Maîtrisant de mieux en mieux leur affaire, le second opus de ce quintette indie-rock par excellence – et féminin – manie déflagrations rock et poses arty punk. Entre Sleater Kinney et le premier album des Raincoats.


Cas délicat que celui des Pretty Girls Make Graves. Pour remettre les choses dans leur contexte, leur second opus The New Romance (2003) ne nous avait pas vraiment mis les sens en éveil. Malgré des critiques élogieuses qui nous firent froncer le sourcil curieux, le ciment de l’entente n’a tout simplement pas pris une fois le disque consommé. Sans dégoût ni passion, nous étions tout bonnement incapables d’écrire là-dessus ou de porter un jugement tranché. Une situation agaçante pour notre condition entretenue de grande gueule rédigeant des chroniques de disques à profusion. On l’a donc rangé dans un coin, avec en tête d’y revenir le moment propice. Parfois l’écoute d’un disque n’est qu’affaire de timing et d’état d’esprit en adéquation. Le rapport que l’on porte à certains disques est parfois étrange : on en renie certains puis réévalue la chose, tandis que d’autres vénérés autrefois nous font maintenant l’effet d’un poil à gratter dans le dos…
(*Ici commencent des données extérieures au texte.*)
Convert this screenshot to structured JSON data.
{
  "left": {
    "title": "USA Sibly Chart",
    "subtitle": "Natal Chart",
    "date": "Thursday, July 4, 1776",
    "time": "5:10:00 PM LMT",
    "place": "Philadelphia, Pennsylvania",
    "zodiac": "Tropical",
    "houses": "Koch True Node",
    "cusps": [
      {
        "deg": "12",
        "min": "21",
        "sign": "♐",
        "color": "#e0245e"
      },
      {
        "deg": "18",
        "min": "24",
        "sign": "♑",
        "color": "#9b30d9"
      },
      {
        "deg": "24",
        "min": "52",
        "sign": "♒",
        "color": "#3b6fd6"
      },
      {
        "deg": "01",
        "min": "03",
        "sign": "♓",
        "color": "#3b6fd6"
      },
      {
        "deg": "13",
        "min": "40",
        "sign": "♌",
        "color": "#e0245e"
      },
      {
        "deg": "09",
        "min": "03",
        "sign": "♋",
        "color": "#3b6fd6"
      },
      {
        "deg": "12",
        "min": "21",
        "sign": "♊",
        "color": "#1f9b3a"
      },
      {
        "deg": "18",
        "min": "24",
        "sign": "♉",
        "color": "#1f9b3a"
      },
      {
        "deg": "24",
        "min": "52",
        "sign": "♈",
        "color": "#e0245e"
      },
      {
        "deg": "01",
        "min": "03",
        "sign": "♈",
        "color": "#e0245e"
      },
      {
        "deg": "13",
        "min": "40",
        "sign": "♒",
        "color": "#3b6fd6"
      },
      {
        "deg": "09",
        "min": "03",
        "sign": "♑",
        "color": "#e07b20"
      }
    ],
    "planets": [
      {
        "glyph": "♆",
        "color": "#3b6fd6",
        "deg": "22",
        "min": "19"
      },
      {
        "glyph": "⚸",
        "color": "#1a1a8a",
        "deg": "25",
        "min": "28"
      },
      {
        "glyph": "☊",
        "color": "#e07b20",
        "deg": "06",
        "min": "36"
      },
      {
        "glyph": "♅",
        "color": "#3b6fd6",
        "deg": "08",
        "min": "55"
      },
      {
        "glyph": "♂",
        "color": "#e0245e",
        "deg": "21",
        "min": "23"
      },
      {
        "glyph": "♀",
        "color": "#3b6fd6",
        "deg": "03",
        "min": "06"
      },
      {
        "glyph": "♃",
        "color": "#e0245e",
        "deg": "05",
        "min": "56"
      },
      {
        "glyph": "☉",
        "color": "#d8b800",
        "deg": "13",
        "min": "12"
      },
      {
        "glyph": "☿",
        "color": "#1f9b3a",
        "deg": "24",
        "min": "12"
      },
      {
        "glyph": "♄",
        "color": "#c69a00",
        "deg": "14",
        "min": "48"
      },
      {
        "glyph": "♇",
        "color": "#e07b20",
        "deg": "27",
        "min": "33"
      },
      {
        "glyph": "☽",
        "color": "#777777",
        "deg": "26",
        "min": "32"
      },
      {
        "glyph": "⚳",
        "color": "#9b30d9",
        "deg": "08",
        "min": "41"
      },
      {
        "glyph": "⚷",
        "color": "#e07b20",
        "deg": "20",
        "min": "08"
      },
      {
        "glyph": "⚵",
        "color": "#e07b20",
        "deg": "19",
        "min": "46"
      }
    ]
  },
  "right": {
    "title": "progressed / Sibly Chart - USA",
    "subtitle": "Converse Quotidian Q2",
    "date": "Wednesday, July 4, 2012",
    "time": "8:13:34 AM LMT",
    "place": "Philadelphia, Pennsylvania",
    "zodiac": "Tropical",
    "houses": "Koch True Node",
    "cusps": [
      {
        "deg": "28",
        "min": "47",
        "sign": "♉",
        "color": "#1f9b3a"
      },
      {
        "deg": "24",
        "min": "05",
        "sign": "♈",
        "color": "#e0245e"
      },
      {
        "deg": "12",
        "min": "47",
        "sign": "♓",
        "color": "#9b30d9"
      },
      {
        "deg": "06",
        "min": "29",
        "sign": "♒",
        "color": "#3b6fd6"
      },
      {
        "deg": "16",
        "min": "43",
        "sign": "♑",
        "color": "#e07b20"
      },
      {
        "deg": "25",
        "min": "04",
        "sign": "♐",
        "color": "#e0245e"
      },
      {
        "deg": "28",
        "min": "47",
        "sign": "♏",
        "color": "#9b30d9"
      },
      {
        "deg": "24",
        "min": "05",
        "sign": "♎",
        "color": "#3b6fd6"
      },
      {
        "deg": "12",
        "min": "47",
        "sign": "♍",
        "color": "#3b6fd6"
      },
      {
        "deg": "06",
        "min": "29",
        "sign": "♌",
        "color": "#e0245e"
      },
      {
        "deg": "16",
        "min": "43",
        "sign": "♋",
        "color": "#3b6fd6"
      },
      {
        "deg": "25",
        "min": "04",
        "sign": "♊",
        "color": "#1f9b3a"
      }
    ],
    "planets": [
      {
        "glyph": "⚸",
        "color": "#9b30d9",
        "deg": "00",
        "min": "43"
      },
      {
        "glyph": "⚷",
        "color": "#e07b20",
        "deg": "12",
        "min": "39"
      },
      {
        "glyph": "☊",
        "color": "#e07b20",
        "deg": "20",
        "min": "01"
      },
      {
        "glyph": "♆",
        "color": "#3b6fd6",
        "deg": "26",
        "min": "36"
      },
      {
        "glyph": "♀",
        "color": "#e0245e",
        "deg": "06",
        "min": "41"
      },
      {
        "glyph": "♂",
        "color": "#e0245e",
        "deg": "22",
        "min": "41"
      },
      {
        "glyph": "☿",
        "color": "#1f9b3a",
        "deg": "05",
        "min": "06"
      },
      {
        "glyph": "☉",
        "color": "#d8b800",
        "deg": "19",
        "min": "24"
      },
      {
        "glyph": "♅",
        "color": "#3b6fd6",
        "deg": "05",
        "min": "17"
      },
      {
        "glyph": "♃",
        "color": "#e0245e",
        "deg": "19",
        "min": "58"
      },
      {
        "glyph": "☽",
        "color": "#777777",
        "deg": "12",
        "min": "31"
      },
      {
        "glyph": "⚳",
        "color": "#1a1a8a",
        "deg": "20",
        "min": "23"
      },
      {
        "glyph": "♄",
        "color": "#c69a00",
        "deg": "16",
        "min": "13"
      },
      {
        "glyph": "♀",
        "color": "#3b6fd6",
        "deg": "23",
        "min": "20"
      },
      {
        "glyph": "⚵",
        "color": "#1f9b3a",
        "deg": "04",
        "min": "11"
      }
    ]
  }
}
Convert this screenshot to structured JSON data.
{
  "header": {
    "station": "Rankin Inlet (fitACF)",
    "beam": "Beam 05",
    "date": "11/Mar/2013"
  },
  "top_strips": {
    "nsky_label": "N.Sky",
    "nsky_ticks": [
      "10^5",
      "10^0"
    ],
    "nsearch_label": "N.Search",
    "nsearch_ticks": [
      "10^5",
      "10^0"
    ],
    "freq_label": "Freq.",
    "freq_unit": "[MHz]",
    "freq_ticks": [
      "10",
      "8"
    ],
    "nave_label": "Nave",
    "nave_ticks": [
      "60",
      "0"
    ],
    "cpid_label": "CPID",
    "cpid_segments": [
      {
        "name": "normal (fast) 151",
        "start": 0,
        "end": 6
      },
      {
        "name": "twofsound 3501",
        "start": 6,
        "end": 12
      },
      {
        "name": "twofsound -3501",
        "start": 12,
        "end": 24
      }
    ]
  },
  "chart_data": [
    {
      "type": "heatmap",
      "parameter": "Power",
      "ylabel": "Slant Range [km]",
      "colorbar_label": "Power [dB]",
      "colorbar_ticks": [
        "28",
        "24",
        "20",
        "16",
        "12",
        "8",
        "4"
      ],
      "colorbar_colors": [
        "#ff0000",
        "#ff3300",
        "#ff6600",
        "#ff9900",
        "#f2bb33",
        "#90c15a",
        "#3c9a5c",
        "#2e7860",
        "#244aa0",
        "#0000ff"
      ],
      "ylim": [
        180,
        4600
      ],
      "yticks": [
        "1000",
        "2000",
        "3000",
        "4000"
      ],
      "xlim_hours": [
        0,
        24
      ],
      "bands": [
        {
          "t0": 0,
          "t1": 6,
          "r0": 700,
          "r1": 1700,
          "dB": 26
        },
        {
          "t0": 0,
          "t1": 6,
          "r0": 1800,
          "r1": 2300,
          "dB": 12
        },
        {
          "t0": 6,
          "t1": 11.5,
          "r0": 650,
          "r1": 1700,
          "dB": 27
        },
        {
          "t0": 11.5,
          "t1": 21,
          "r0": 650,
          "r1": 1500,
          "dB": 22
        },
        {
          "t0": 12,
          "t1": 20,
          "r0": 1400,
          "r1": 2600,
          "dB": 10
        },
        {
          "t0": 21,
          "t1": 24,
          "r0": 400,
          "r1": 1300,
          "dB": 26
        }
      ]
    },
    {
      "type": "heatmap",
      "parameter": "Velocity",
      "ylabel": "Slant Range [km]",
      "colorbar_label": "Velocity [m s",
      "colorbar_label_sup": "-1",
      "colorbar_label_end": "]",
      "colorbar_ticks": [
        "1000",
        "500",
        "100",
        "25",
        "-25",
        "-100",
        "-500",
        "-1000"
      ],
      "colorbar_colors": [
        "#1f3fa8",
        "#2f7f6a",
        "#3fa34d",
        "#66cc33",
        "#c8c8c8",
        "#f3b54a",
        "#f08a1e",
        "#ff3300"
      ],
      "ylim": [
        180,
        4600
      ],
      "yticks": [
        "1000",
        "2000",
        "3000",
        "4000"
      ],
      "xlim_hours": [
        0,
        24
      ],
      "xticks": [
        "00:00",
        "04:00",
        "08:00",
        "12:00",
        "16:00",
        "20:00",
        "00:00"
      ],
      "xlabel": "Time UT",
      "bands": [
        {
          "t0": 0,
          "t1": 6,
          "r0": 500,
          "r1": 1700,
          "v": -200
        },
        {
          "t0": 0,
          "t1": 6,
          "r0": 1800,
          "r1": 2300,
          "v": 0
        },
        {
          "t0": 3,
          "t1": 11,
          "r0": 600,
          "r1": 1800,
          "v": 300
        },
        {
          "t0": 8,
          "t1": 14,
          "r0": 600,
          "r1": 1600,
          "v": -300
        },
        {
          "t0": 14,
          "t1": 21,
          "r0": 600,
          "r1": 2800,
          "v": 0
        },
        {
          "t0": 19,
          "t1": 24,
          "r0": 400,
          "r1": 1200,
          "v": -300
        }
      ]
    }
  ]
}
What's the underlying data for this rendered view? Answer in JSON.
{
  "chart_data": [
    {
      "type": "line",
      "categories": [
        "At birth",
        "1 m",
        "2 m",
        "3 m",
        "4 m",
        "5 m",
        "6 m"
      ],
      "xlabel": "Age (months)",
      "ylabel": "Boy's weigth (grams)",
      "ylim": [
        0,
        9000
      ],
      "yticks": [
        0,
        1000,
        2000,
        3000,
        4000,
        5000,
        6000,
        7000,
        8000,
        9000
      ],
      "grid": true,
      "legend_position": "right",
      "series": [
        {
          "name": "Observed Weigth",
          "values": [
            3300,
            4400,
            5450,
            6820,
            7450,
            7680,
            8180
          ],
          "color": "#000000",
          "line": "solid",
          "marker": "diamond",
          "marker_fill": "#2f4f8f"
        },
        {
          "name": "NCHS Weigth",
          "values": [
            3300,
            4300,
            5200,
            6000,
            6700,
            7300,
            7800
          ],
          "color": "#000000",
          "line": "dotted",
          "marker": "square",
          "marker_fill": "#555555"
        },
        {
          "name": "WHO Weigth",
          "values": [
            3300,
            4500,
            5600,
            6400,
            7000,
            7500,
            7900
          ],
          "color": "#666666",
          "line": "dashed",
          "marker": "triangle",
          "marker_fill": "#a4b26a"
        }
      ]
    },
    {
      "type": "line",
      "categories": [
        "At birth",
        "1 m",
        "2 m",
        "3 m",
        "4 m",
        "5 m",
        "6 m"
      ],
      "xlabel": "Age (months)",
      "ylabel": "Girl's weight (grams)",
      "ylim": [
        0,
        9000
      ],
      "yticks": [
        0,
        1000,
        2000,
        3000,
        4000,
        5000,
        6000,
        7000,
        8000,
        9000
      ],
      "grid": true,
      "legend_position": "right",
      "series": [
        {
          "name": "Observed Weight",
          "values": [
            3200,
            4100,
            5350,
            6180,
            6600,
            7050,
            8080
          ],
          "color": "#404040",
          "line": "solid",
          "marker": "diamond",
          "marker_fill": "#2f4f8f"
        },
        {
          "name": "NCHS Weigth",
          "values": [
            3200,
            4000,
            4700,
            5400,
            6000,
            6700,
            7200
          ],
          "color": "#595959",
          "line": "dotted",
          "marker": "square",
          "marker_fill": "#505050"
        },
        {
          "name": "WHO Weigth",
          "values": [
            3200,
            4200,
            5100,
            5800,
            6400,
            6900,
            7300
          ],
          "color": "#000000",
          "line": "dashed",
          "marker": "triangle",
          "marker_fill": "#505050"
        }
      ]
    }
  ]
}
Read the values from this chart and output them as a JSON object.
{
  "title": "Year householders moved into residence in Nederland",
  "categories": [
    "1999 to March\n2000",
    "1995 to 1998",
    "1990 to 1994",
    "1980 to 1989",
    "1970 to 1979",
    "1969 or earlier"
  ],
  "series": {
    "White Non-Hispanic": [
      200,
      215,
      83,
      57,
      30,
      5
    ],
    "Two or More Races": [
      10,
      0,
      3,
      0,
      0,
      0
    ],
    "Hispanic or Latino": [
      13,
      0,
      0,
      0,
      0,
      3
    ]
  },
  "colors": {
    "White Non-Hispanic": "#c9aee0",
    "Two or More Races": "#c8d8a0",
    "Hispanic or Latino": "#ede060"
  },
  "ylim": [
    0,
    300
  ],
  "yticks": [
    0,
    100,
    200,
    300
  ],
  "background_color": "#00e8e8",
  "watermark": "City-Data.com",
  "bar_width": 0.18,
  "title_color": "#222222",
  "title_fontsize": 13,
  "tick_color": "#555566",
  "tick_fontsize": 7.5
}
Voilà peu, on a de nouveau franchi le pas et ressorti The New Romance du placard, histoire de vérifier qu’on avait peut-être manqué quelque chose il y a trois ans. Installé confortablement dans le fauteuil club, casque sur la tête, un cigare à la main et un thé glacé dans l’autre, toutes les conditions cette fois étaient optimales pour prendre d’assaut cette forteresse rock. On appuie sur la touche « play » de la platine CD, la battaille commence… 40 minutes plus tard, le verdict est sans appel : ça ne le fait toujours pas ! Définitivement fâché, on capitule cette fois pour de bon.

Enfin… pas trop vite, le dossier n’est pas vraiment classé. Car à l’heure de la sortie imminente de leur troisième opus, le démon du critique rock ne rendant jamais les armes surgit à nouveau. Après avoir harcelé de milliers de coups de fil l’attaché de presse pour nous faire parvenir le dernier exemplaire promo gardé précieusement dans son tiroir, on décide de retourner au charbon. Miracle, cette fois le timing semble être le bon.

Compromis entre la déflagration noisy d’un Sleater-Kinney et la pop arty dissipée du premier album des Raincoats, ce groupe paritaire originaire de Seattle a enfin trouvé à nos yeux l’équilibre parfait sur ce Elan vital. Les temps changent, et les Pretty Girls Make Graves (quel étrange nom tout de même) se disent donc portés par un nouvel « élan ». Celui-ci étant en bonne partie dû à l’addition de la claviériste et occasionnellement vocaliste Leona Marrs. La nouvelle recrue a intensifié leur sensibilité mélodique et la variété d’instruments. On constate rapidement que le chant d’Andrea Zollo est plus docile et ne rechigne plus sur quelques harmonies vocales doublées, bien que l’approche instinctive prédomine toujours. Le cas de “Parade”, certainement leur morceau le plus pop à ce jour, donne l’illusion d’un New Pornographers sous amphétamines. Désarmés, ils laissent même échapper une véritable perle précieuse atmosphérique et fantômatique, “Pearls On a plate”.

Phil Ek a dû céder son siège de producteur sur Elan Vital à Colin Stewart (Destroyer, Black Mountain) qui a eu la lourde tâche de rendre audibles leurs collages d’instrumentaux antagonistes au genre rock. Et le tour de force n’est pas évident : “The Nocturnal House” fusionne une rythmique dub à un mélodica, un accordéon intégriste vole la vedette à des guitares pourtant chauffées à blanc sur “Selling The Wind”, sans oublier les interventions ici et là de trompettes hantées (“Interlude”). Toute cette variation improbable de tons donne par moment l’impression que dépasse de leur futal l’étiquette un peu trop évidente de « groupe arty rock indépendant à la mords-moi-le-noeud».

Heureusement, leur solide base « guitare/basse/clavier/batterie » tend à consolider les douze titres de ce disque, tiraillé entre concision rock et instrumentation débridée. Tout comme leur cousine britannique d’Electrelane, PGMG n’est jamais aussi persuasif que lorsque leurs morceaux invoquent l’insurrection et l’urgence (Pyrite Pedestal). Dans ces moments de rock emporté, des missives comme « The Number” ou “The Magic Hour” n’ont rien à envier à la force de frappe d’un Fugazi. Le titre de la dernière chanson synthétise parfaitement leur art : “Bullet charm”. Tout est dit là-dedans.